Kai Durai
Kai Durai

Reputation: 431

Maximum Calculation Possible

I have a method to calculate the factorial of an input number

def fact( n )
  if (n == 0)
    1
  else
    n * fact(n-1)
  end
end

I want to create a loop that will test what the maximum possible calculable value is for this method. For my machine this number is 8734, but I found that through trial and error.

My idea is to create a for/ each loop and test whether the returned result is a real number or not. I only want to puts the last numerical value that actually produces a real numerical result.

Thanks!

Upvotes: 1

Views: 61

Answers (2)

Cary Swoveland
Cary Swoveland

Reputation: 110725

You can do as @spickermann suggests, but there is no need to search for the argument for fact at which the exception is raised. Rather, just compute fact(n) for any suitably large value of n (e.g. n = 100_000), increment a stack depth counter each time fact is called, and report the value of that counter when the SystemStackError exception is raised. The following code performs that calculation for various values of n, showing that the value of n is not important, so long as it is suitably large. I would think n = 100_000 would be plenty large for any Ruby implementation, but make it a million if you like.

def fact( n )
  @stack_size += 1
  if (n == 0)
    1
  else
    n * fact(n-1)
  end
end

[10_000, 20_000, 50_000, 100_000, 8733, 8732].each do |n|
  print "n=#{n.to_s.ljust(6)}: "
  begin
    @stack_size = 0
    fact(n)
  rescue SystemStackError
    puts "stack level too deep at: #{@stack_size}"
  end
end

# n=10000 : stack level too deep at: 8733
# n=20000 : stack level too deep at: 8733
# n=50000 : stack level too deep at: 8733
# n=100000: stack level too deep at: 8733
# n=8733  : stack level too deep at: 8733
# n=8732  :

Note that the exception was not raised when n => 8732.

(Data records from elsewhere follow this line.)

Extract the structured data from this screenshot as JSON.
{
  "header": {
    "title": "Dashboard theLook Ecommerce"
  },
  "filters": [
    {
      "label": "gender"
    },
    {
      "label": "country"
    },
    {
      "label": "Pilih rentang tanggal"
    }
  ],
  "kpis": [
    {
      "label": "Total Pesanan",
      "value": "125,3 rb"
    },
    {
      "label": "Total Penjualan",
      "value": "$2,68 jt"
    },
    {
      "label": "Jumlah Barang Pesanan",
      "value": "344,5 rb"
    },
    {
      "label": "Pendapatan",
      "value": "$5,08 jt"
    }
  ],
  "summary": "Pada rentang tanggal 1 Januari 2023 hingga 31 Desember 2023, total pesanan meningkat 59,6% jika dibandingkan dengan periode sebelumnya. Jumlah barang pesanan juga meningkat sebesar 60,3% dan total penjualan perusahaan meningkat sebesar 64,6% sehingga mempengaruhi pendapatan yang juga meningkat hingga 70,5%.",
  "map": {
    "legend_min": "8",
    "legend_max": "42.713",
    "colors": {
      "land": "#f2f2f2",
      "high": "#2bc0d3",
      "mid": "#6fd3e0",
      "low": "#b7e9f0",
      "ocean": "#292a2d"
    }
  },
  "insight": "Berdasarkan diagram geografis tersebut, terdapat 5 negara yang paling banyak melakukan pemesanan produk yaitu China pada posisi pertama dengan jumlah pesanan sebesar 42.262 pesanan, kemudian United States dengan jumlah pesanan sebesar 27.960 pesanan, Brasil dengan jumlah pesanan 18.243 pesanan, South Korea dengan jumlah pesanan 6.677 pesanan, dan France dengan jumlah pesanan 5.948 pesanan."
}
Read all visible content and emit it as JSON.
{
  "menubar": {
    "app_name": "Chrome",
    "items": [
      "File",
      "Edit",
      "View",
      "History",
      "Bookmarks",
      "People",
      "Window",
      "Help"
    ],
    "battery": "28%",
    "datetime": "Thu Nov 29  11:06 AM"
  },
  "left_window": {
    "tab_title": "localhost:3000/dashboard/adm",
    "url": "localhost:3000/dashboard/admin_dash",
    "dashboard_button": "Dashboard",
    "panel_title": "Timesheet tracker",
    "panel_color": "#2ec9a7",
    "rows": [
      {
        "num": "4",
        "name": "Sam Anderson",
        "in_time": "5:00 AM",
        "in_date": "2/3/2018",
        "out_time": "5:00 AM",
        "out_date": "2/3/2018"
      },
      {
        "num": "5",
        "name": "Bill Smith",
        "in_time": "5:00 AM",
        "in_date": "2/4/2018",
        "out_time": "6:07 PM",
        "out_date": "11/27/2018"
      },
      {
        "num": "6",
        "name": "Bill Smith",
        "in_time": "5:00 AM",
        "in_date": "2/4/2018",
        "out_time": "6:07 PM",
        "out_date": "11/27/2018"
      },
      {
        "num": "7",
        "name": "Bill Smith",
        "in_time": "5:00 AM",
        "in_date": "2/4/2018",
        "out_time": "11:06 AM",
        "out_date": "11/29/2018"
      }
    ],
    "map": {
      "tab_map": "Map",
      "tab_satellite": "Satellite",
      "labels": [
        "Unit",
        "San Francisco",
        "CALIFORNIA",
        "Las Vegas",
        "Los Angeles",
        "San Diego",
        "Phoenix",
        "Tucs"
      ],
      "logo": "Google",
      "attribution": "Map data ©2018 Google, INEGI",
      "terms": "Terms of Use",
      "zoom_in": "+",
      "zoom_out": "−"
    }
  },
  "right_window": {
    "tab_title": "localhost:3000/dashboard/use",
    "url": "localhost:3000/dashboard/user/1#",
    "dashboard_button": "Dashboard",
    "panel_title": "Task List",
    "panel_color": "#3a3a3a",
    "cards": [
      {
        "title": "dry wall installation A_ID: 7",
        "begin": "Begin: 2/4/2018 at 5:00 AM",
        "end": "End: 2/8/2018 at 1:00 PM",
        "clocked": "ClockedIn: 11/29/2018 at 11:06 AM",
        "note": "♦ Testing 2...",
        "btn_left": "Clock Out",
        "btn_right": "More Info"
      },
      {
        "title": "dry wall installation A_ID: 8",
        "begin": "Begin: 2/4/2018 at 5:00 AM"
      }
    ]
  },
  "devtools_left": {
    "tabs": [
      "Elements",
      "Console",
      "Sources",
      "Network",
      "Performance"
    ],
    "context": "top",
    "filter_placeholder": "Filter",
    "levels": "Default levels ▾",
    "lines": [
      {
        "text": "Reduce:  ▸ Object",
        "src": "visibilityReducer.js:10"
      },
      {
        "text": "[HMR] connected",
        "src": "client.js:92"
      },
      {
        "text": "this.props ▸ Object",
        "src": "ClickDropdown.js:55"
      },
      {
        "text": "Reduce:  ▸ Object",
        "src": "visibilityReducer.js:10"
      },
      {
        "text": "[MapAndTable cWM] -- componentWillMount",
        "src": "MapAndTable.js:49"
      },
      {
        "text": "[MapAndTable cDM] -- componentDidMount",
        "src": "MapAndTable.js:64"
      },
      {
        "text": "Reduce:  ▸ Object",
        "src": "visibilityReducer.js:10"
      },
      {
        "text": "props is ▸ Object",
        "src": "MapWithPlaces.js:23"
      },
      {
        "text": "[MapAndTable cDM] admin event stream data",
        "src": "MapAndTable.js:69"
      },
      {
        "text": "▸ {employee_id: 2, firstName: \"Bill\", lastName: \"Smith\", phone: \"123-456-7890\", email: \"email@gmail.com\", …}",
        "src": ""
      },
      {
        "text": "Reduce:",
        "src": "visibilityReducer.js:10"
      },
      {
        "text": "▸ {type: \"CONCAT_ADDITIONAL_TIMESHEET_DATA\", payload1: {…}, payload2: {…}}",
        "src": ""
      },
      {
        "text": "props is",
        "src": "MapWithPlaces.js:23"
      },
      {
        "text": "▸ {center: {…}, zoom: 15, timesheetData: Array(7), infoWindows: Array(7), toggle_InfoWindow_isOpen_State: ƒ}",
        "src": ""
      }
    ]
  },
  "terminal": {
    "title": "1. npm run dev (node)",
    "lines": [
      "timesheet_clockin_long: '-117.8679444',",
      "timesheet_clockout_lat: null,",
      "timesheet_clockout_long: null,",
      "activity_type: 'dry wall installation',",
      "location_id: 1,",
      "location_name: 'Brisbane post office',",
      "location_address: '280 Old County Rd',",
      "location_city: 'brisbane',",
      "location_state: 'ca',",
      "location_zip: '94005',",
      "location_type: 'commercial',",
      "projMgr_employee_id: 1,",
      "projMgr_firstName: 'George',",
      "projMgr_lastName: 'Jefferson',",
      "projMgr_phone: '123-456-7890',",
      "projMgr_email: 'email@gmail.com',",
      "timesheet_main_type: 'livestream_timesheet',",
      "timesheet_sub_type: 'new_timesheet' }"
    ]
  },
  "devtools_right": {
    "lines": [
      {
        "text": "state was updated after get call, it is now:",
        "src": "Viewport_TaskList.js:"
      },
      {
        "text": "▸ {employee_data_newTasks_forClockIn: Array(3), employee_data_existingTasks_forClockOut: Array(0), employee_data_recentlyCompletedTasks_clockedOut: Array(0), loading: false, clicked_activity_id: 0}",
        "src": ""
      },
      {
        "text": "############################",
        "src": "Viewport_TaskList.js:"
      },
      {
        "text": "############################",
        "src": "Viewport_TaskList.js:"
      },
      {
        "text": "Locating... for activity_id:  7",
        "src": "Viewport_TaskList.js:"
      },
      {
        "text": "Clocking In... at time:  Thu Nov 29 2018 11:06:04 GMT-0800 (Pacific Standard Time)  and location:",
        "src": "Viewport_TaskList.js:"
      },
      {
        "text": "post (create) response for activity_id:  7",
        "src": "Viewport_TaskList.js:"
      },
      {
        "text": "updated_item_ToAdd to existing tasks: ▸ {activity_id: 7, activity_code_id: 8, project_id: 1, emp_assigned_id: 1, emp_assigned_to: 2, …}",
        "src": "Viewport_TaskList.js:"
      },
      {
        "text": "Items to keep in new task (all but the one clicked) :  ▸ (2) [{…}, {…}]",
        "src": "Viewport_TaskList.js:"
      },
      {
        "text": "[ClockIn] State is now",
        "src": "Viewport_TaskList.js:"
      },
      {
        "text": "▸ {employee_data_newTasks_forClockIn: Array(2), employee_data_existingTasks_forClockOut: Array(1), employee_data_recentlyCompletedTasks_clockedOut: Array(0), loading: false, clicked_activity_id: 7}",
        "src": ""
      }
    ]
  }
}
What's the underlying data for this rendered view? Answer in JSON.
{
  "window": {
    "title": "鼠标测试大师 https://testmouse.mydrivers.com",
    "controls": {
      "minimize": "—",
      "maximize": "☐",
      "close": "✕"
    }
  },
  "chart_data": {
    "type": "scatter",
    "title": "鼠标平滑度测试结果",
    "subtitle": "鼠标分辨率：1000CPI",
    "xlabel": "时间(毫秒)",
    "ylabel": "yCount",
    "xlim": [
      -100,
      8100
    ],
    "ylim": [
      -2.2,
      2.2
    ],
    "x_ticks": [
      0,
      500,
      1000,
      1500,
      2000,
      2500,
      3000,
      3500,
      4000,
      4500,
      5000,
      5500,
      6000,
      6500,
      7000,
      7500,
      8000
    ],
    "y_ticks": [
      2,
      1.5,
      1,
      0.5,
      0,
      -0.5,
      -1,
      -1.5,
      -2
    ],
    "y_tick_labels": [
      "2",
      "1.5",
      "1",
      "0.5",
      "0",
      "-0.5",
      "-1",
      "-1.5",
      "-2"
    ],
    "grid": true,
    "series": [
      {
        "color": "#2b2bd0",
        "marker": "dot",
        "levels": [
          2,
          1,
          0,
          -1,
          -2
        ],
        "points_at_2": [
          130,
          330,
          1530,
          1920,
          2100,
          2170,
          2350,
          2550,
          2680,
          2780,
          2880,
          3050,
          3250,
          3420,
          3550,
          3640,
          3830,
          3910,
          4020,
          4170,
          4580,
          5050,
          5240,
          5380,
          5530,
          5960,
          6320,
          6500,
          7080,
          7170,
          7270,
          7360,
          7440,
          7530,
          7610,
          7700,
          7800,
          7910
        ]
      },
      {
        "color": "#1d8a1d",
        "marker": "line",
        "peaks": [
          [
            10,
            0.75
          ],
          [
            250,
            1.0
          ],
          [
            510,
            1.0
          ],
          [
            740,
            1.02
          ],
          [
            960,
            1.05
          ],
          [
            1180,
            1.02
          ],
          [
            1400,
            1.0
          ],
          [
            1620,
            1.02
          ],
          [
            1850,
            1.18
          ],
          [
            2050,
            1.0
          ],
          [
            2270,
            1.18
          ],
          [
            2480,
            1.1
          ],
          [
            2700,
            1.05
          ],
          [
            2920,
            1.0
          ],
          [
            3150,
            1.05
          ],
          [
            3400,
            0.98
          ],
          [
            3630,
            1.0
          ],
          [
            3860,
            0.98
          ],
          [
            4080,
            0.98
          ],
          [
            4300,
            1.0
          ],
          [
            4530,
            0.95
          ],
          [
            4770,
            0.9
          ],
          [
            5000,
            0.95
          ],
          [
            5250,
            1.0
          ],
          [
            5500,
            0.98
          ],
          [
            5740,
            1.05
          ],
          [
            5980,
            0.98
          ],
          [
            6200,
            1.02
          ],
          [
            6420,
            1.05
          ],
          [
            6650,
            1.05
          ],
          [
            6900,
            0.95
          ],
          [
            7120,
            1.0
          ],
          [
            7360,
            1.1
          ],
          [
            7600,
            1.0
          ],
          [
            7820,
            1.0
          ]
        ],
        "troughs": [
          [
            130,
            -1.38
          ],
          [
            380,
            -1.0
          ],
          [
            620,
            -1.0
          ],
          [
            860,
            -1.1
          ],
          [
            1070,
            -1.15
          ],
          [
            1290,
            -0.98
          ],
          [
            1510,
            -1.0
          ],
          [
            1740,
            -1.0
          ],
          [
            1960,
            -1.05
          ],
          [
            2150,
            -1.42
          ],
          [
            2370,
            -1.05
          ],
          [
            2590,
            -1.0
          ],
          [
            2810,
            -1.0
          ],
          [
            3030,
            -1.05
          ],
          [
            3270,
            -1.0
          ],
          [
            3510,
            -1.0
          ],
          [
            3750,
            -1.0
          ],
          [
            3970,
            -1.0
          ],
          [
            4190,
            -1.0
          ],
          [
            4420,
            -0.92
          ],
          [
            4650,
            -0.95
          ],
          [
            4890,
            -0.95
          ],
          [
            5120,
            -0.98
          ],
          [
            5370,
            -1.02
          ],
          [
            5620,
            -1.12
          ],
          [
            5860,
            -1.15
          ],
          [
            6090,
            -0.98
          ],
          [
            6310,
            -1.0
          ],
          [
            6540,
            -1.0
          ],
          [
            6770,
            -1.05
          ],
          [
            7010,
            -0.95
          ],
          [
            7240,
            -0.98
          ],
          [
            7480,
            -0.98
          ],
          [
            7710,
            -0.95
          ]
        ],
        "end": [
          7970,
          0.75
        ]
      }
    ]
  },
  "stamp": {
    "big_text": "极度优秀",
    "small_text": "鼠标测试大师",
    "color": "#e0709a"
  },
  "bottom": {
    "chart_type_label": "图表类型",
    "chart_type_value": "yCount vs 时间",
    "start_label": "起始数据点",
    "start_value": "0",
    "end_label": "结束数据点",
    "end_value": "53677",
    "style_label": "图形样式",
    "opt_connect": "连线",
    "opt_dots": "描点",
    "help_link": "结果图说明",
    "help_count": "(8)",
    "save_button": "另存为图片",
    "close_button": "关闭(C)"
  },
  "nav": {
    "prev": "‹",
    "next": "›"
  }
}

Does the maximum stack depth depend on the method? Most certainly! If we replace fact with:

def fact(n)
  @stack_size += 1
  fact(n-1)
end

we get:

# stack level too deep at: 9356

Upvotes: 0

spickermann
spickermann

Reputation: 106972

I would do something like this:

i = 1
loop do
  begin
    fact(i)
  rescue SystemStackError
    puts "stack level too deep at: #{i}"
    break
  end

  i += 1
end

Note that this is a very naive algorith that checks every number and might take some time. It would be must faster to Do some kind of binary search on a range of numbers.